Aftermath of conviction of former president Mohamed Nasheed of Maldives, a series of small protests started in the capital city of Maldives. Opposition parties Adaalath Party & Maldivian Democratic Party joined to conduct the large protest on Mal'e City which is known as Maldivian May Day. It was estimated that around 7000 people around the Maldives came to the capital city of Maldives. After a bloody protest and the arrest of an opposition leader Imran Abdulla Protests was over around 00:30 in local time.

===South Korea===
Tens of thousands of protesters gathered in Seoul and threatened a "general strike" if the government performed the planned labor reforms.

===Turkey===
Authorities blocked access to Taksim Square by blocking transportation routes and dispersed protesters with water cannons and tears gas.
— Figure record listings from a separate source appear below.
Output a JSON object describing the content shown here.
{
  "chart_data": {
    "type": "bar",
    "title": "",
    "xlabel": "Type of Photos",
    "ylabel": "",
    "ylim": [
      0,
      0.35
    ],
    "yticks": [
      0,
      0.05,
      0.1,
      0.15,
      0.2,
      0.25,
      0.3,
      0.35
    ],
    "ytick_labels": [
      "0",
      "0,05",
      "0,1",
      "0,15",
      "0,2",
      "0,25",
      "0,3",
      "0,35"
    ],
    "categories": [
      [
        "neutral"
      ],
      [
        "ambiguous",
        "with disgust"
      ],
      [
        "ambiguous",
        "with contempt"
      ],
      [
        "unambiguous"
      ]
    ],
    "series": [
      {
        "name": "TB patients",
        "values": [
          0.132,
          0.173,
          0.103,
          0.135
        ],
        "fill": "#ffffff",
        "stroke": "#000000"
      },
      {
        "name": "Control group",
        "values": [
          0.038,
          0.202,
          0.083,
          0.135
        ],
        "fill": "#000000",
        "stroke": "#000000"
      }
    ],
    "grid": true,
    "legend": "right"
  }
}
It was estimated by Turkish media that 20,000 police were sent out with 62 water cannon trucks and 203 individuals involved in the Istanbul protests were arrested.

===United States===
An annual protest march was held in Seattle for numerous causes, such as immigrant rights, labor rights, and solidarity with the 2015 Baltimore protests. The originally peaceful protests turned violent later in the day when a group of self-described anarchists began smashing windows, burning trash cans, and clashing with riot police. Five officers ultimately suffered injuries, while sixteen people were arrested for property destruction and assault of police officers.